Les bidonvilles sont le lot commun des villes portuaires de la Méditerranée, et, passées les interventions de l'abbé Pierre en 1954, c'est Eugène Claudius-Petit qui va engager un règlement de cette question récurrente. En effet, dès 1951, émerge la question des travailleurs français musulmans d'Algérie qui viennent en France au rythme de 140 000 par an. Claudius-Petit, informé des conditions d'hébergement de ceux-ci, crée en 1956 la Société Nationale de Construction de Foyers pour les travailleurs algériens (Sonacotra) dont le programme est de réaliser 50 000 logements en cinq ans mais les "foyers - hôtels " vont se heurter aux diverses formes de ségrégations communales et surtout au conflit algérien et à la position du ministère de l'intérieur. En 1958 est créé le Fond d'action sociale pour les travailleurs musulmans d'Algérie en métropole, financé par les allocations familiales dont une partie seulement est versée aux familles en Algérie et dont la priorité est "d'arracher la main d'œuvre d'origine algérienne à la misère des bidonvilles". Parallèlement, sont créés en 1960 les Logirep, Logirel et Logirem (pour Marseille) pour réaliser des logements pour les familles. Le cessez-le-feu de 1962 et la réplique de l'OAS vont entraîner le départ précipité des français d'Algérie ; un million de personnes transite par Marseille dans la plus tragique improvisation, les foyers Sonacotra sont réquisitionnés pour les rapatriés.

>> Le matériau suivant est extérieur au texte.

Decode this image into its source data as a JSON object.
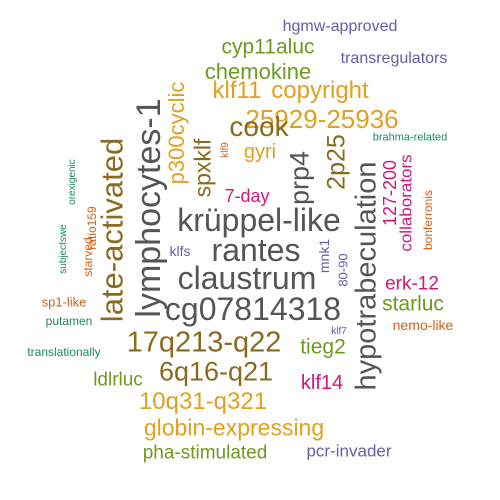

Alors est votée la première loi pour la résorption des bidonvilles, la loi Debré (1964), c'est dans ce cadre que se situe l'opération du Cap Janet, conduite par la Logirem. Lors de sa livraison six années plus tard, le gouvernement de J. Chaban-Delmas à travers la loi Vivien (1970) va élargir la question des bidonvilles à celle des logements insalubres. Les bidonvilles sortiront de l'espace médiatique jusqu'à une période récente.
Description :
Avant d'être une opération immobilière, la résorption est un processus social et éducatif qui s'accompagne d'une sélection des habitants. Le dossier de permis de construire est accompagné de notes précisant le déroulement de l'opération de résorption en deux temps. Une première phase consiste à reloger les occupants du bidonville dans des cités provisoires, "où ils sont confrontés avec les problèmes de l'habitat moderne ; et un contrôle de leur adaptation permettra d'apprécier leur évolution en vue d'une mesure de relogement dans une cité HLM.". Cette première étape est menée par l'ATOM (Association d'Aide aux Travailleurs d'Outre-Mer) et permet la démolition de l'habitat spontané en dégageant les terrains nécessaires à la construction.

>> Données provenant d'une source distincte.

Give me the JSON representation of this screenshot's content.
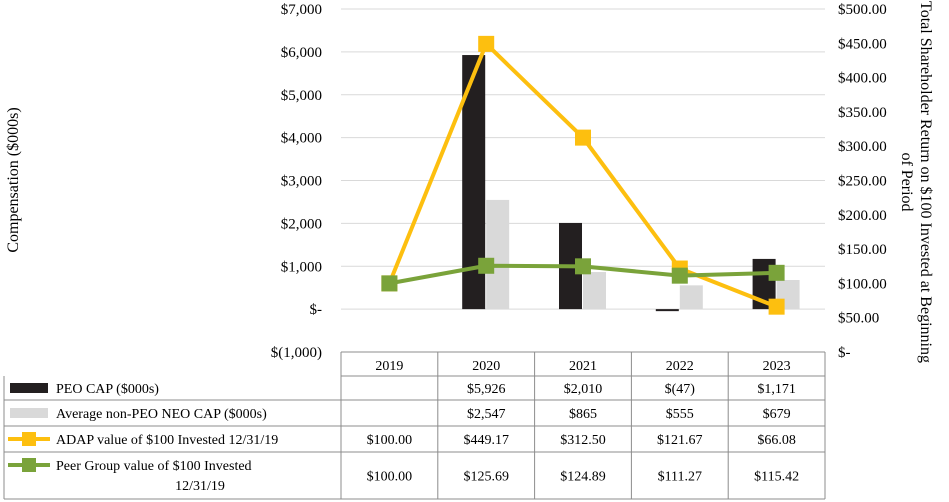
{
  "chart_data": {
    "type": "bar",
    "categories": [
      "2019",
      "2020",
      "2021",
      "2022",
      "2023"
    ],
    "ylabel": "Compensation ($000s)",
    "y2label_line1": "Total Shareholder Return on $100 Invested at Beginning",
    "y2label_line2": "of Period",
    "ylim": [
      -1000,
      7000
    ],
    "y2lim": [
      0,
      500
    ],
    "yticks": [
      "$7,000",
      "$6,000",
      "$5,000",
      "$4,000",
      "$3,000",
      "$2,000",
      "$1,000",
      "$-",
      "$(1,000)"
    ],
    "y2ticks": [
      "$500.00",
      "$450.00",
      "$400.00",
      "$350.00",
      "$300.00",
      "$250.00",
      "$200.00",
      "$150.00",
      "$100.00",
      "$50.00",
      "$-"
    ],
    "grid": true,
    "series": [
      {
        "name": "PEO CAP ($000s)",
        "kind": "bar",
        "axis": "left",
        "color": "#231f20",
        "values": [
          null,
          5926,
          2010,
          -47,
          1171
        ],
        "labels": [
          "",
          "$5,926",
          "$2,010",
          "$(47)",
          "$1,171"
        ]
      },
      {
        "name": "Average non-PEO NEO CAP ($000s)",
        "kind": "bar",
        "axis": "left",
        "color": "#d9d9d9",
        "values": [
          null,
          2547,
          865,
          555,
          679
        ],
        "labels": [
          "",
          "$2,547",
          "$865",
          "$555",
          "$679"
        ]
      },
      {
        "name": "ADAP value of $100 Invested 12/31/19",
        "kind": "line",
        "axis": "right",
        "color": "#fdbf0f",
        "values": [
          100.0,
          449.17,
          312.5,
          121.67,
          66.08
        ],
        "labels": [
          "$100.00",
          "$449.17",
          "$312.50",
          "$121.67",
          "$66.08"
        ]
      },
      {
        "name": "Peer Group value of $100 Invested",
        "name_line2": "12/31/19",
        "kind": "line",
        "axis": "right",
        "color": "#7aa33a",
        "values": [
          100.0,
          125.69,
          124.89,
          111.27,
          115.42
        ],
        "labels": [
          "$100.00",
          "$125.69",
          "$124.89",
          "$111.27",
          "$115.42"
        ]
      }
    ]
  }
}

Il faut noter que les projets préliminaires, non réalisés, qui cherchent à éviter l'enclavement de l'opération alors sur un site isolé. Un des premiers projets associe les trois tours à un “village“ fait de maisons groupées, dédié aux familles qui auraient des difficultés à intégrer les tours de 16 étages.
Le permis de construire prévoit en outre un centre commercial au centre de la composition, qui ne sera réalisé que plus tard et à l'extérieur du terrain du projet. Enfin les équipements sociaux, très importants dans ce projet, ont été prévus pour être implantés dans les deux premiers niveaux des tours.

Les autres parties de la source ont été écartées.